Emanuel Steward Predicted Fury & Wilder as Future Stars

By Olly Campbell - 12/01/2015 - Comments

Just four short months before his untimely death in October 2012, legendary Kronk gym and Hall of Fame trainer, Emanuel Steward, made some very prophetic statements from the Klitschko training base in Austria, as evidenced in a social media video shared by new lineal heavyweight champion Tyson Fury on his twitter account this afternoon.

In the edited two minute clip, from June 2012 and originally published by fightnews.com, Steward – less than a month shy of his 68th birthday and still training Wladimir- sits in an armchair discussing the impact current prospects he has worked with are going to have upon the future scene, referring to Fury as ‘the next big dominant heavyweight’ after the Ukrainian’s time has ended.

“There’s a certain toughness inside of Tyson Fury, don’t ever, ever underestimate Tyson, whoever say he’s all crazy, this and that, I know him personally,” Steward says in the clip, before going on to question whether Fury’s peers at that time, notably Olympian David Price and Finnish big-hitter Robert Helenius, had what it took mentally to be a world champion.

“To be heavyweight champion of the world, you have to be a mentally tough guy. I just think he [Fury] is too big, naturally talented, big and tough. Unless I see different,” he adds. “There’s an outside boyishness that I can see gonna make him the dominant person if he stabilizes himself.

“Once he settles down on a solid training program, whichever way he gets into it – it’s just boxing – with his personality and his physical size – it’s a big, big, big, big factor in boxing. After Wladimir, he’s gonna be the next big heavyweight.”
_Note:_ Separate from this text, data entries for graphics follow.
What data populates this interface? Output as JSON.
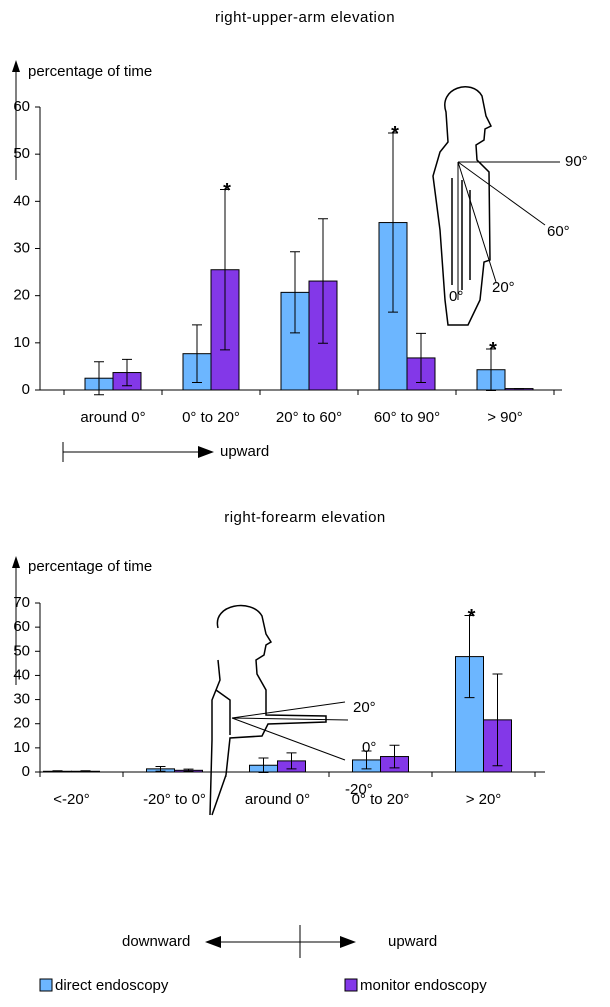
{
  "chart_data": [
    {
      "type": "bar",
      "title": "right-upper-arm elevation",
      "y_label": "percentage of time",
      "categories": [
        "around 0°",
        "0° to 20°",
        "20° to 60°",
        "60° to 90°",
        "> 90°"
      ],
      "series": [
        {
          "name": "direct endoscopy",
          "color": "#6cb6ff",
          "values": [
            2.5,
            7.7,
            20.7,
            35.5,
            4.3
          ],
          "errors": [
            3.5,
            6.1,
            8.6,
            19,
            4.4
          ],
          "significance": [
            null,
            null,
            null,
            "*",
            "*"
          ]
        },
        {
          "name": "monitor endoscopy",
          "color": "#8338e8",
          "values": [
            3.7,
            25.5,
            23.1,
            6.8,
            0.3
          ],
          "errors": [
            2.8,
            17,
            13.2,
            5.2,
            0
          ],
          "significance": [
            null,
            "*",
            null,
            null,
            null
          ]
        }
      ],
      "ylim": [
        0,
        60
      ],
      "yticks": [
        0,
        10,
        20,
        30,
        40,
        50,
        60
      ],
      "direction_labels": [
        "upward"
      ],
      "annotations": [
        "90°",
        "60°",
        "20°",
        "0°"
      ]
    },
    {
      "type": "bar",
      "title": "right-forearm elevation",
      "y_label": "percentage of time",
      "categories": [
        "<-20°",
        "-20° to 0°",
        "around 0°",
        "0° to 20°",
        "> 20°"
      ],
      "series": [
        {
          "name": "direct endoscopy",
          "color": "#6cb6ff",
          "values": [
            0.3,
            1.3,
            2.8,
            5,
            47.8
          ],
          "errors": [
            0.2,
            1,
            3,
            3.7,
            17
          ],
          "significance": [
            null,
            null,
            null,
            null,
            "*"
          ]
        },
        {
          "name": "monitor endoscopy",
          "color": "#8338e8",
          "values": [
            0.3,
            0.7,
            4.6,
            6.4,
            21.6
          ],
          "errors": [
            0.2,
            0.5,
            3.3,
            4.7,
            19
          ],
          "significance": [
            null,
            null,
            null,
            null,
            null
          ]
        }
      ],
      "ylim": [
        0,
        70
      ],
      "yticks": [
        0,
        10,
        20,
        30,
        40,
        50,
        60,
        70
      ],
      "direction_labels": [
        "downward",
        "upward"
      ],
      "annotations": [
        "20°",
        "0°",
        "-20°"
      ]
    }
  ]
}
Interestingly, also in the video, Steward then refers knowingly to ‘a kid in America no one speaks of’ who was ‘on the [US] Olympic team,’ meaning current WBC champion, Deontay Wilder, then a big hitting 22-0 up and comer to Fury’s 17-0, who has now decided to get extremely vocal about a Fury fight in the UK in the wake of the Brit’s ‘shake-up’ win for the heavyweight division.

YouTube video

If both men get through their next assignments then a fight between them for the right to be the undisputed heavyweight champion, holding all the marbles, is a mega-money UK vs US prospect, and should Wilder travel – the biggest boxing event on British soil for many, many years, and a mouth-watering sporting benchmark for the country.
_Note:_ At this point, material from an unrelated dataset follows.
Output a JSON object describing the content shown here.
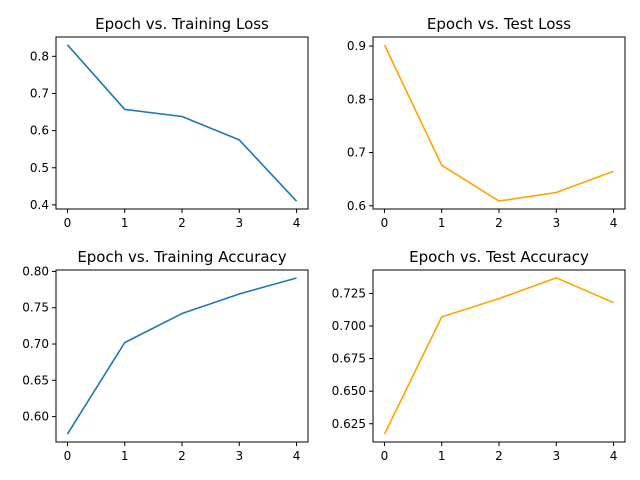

However, with Deontay having displayed a reluctance to fight any bona fide heavyweight contenders since winning his title thus far, fans are unsure of whether the American will even survive as champion until his eventual date with Povetkin, let alone factoring in whether he will have retained the green belt by the time Fury’s proposed rematch with Klitschko is done and dusted next year.
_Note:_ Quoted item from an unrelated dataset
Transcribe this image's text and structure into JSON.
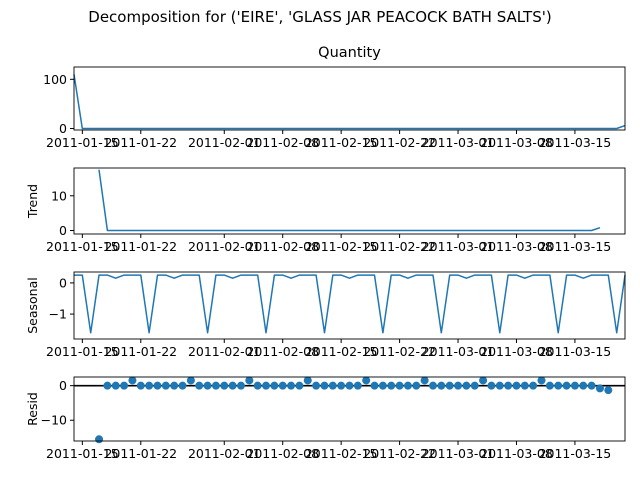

Whether Klitschko will even exercise his rematch clause at 39 years old and after the magnitude of the defeat remains to be seen, and many other factors will determine whether Emanuel Steward’s predictions will come to fruition in an actual UK vs US heavyweight unification fight in late 2016 between Wilder and Fury.

Yet one thing is for sure, if everything goes ‘right’ for each man in the meanwhile, it’ll be a great fight for boxing as a whole, and British boxing on the world stage, if, and when it does eventually happen.